Title: Safety inspection of plant products

Author
item YAO, HAIBO - Mississippi State University
item HRUSKA, ZUZANA - Mississippi State University
item Brown, Robert
item Bhatnagar, Deepak
item Cleveland, Thomas

Submitted to: Book Chapter
Publication Type: Book / Chapter
Publication Acceptance Date: 10/28/2015
Publication Date: 10/28/2015
Citation: Yao, H., Hruska, Z., Brown, R.L., Bhatnagar, D., Cleveland, T.E. 2015. Safety inspection of plant products.
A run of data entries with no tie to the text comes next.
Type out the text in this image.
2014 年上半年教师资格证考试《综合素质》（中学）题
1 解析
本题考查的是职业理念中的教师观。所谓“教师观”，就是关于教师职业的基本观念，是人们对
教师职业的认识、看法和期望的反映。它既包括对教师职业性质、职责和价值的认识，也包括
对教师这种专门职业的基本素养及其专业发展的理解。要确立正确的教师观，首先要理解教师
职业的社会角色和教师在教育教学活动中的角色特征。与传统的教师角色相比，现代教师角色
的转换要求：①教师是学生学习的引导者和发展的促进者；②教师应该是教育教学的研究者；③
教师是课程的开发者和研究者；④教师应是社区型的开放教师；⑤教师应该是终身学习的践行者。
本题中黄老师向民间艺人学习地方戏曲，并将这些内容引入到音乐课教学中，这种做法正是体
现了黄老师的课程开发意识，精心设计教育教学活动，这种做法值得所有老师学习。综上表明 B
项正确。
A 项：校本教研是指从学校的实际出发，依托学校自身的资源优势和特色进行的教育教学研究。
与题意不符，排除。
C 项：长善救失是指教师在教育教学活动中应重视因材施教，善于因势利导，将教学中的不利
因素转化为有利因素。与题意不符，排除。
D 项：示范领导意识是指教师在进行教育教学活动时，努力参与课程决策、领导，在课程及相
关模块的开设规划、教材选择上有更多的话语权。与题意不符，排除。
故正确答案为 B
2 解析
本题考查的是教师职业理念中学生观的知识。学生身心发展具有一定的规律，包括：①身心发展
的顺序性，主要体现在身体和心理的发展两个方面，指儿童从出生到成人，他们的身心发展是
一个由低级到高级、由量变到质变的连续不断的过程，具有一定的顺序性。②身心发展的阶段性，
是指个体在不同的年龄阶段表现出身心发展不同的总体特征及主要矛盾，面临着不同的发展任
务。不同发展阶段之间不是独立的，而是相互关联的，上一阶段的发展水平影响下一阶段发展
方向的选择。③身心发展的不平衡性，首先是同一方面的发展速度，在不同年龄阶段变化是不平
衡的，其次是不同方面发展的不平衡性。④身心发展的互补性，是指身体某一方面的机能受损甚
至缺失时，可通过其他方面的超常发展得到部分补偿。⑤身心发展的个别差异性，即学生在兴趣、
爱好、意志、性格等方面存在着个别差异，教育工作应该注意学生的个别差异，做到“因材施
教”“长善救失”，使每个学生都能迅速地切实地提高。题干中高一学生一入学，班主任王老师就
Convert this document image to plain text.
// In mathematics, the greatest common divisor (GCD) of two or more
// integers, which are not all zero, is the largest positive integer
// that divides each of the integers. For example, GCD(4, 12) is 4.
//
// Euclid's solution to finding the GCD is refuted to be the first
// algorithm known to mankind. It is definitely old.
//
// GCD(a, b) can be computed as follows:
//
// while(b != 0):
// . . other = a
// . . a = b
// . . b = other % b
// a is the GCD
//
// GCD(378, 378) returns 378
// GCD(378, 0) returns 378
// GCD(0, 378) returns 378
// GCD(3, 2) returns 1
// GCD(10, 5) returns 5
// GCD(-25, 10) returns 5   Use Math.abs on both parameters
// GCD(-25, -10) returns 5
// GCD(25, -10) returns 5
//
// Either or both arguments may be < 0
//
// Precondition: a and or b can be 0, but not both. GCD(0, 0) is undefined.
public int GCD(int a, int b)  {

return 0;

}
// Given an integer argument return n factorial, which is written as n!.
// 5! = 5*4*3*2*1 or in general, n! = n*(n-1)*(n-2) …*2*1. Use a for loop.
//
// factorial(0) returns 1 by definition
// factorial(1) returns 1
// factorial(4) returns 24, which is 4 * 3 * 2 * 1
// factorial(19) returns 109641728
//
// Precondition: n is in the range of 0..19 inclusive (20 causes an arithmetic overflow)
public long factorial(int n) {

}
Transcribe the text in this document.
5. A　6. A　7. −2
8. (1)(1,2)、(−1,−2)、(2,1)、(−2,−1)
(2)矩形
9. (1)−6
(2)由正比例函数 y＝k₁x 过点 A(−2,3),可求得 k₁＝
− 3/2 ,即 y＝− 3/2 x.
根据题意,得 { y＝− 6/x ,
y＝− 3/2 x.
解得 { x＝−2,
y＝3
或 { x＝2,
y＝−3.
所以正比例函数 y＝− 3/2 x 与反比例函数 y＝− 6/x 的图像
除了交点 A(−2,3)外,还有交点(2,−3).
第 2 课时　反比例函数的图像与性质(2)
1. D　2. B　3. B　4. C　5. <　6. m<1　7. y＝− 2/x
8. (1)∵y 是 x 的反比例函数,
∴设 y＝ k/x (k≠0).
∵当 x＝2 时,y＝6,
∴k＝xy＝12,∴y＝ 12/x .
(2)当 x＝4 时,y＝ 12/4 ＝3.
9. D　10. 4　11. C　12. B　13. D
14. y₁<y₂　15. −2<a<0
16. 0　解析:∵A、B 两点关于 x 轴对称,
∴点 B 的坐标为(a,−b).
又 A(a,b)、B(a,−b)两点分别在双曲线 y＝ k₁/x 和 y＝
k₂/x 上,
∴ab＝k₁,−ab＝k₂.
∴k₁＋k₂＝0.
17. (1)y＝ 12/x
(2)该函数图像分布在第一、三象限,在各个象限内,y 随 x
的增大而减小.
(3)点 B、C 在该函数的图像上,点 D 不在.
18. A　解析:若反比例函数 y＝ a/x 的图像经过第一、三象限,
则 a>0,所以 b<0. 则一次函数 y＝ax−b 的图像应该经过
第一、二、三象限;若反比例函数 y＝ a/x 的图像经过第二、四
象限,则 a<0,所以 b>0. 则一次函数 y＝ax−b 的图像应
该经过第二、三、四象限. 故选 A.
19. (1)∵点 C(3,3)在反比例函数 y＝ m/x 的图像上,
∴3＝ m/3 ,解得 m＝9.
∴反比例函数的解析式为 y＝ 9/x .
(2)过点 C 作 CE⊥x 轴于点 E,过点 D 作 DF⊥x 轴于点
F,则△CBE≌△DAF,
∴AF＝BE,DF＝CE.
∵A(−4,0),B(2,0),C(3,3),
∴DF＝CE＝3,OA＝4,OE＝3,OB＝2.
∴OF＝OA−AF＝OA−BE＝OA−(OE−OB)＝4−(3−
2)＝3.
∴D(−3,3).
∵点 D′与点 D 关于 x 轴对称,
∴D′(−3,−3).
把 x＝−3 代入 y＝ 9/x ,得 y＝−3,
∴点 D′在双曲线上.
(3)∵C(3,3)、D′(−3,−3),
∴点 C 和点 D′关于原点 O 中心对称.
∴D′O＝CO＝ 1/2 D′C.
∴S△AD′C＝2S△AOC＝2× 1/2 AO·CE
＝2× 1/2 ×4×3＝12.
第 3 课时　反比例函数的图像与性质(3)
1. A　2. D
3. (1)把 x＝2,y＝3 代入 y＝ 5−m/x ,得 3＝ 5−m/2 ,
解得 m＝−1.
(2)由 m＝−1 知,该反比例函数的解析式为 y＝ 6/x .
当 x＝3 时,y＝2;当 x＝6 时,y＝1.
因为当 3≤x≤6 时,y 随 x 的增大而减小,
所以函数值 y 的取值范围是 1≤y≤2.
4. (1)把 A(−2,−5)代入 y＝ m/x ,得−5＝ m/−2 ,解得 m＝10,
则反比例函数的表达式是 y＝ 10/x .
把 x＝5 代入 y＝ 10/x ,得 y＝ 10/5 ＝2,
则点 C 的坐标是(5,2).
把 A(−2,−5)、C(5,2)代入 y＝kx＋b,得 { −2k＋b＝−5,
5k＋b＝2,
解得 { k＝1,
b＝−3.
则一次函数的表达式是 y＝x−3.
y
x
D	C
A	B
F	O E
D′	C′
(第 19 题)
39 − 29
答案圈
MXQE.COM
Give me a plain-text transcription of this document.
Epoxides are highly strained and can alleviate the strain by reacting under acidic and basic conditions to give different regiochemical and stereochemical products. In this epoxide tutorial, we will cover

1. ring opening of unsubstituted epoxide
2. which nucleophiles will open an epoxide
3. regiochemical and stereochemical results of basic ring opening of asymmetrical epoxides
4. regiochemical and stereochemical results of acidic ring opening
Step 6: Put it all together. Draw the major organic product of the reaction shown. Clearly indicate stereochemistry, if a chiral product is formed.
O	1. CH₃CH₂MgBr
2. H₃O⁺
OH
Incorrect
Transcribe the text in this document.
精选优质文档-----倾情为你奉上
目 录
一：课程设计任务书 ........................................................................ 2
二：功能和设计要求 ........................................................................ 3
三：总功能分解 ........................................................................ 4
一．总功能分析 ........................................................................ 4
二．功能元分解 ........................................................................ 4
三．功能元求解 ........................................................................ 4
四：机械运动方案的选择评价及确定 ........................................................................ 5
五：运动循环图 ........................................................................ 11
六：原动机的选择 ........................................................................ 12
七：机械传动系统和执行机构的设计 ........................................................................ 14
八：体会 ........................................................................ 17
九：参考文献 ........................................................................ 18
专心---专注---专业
In: Park, B., and Lu, R., Editors. Chapter 6 In Hyperspectral Imaging Technology in Food and Agriculture. Springer Publishers. p. 127-172.

Interpretive Summary:

Technical Abstract: Advances in hyperspectral imaging technology have provided enormous opportunity for the food industry and research community to develop rapid and non-invasive inspection methods for food safety inspection. This chapter reviews and discusses different aspects of using this technology in safety inspection of plant products. The global demand for fresh plant products is on the rise due to improved living standards and increased health awareness. Among issues related to food production, food safety is always of major concern. Three types of major contaminants including pathogens, chemical contaminants, and physical contaminants related to food safety, are discussed in this chapter. Also discussed is the utilization of hyperspectral imaging for potential safety inspection of plant products such as grain, produce, nuts, and spices. The products discussed are corn, wheat, barley, soybean, apple, vegetables, almond, walnut, pistachio, peanut, spice, etc. The main contaminants discussed are aflatoxin, fumonisin, fungal infection, and fecal contamination. With the development of innovative detection technology achieved by fusion of different hyperspectral data, or the combination of sensors, the detection accuracy of hyperspectral applications should continue improving. Therefore, it is expected that hyperspectral technology will be adapted and extended to more food safety applications in the near future.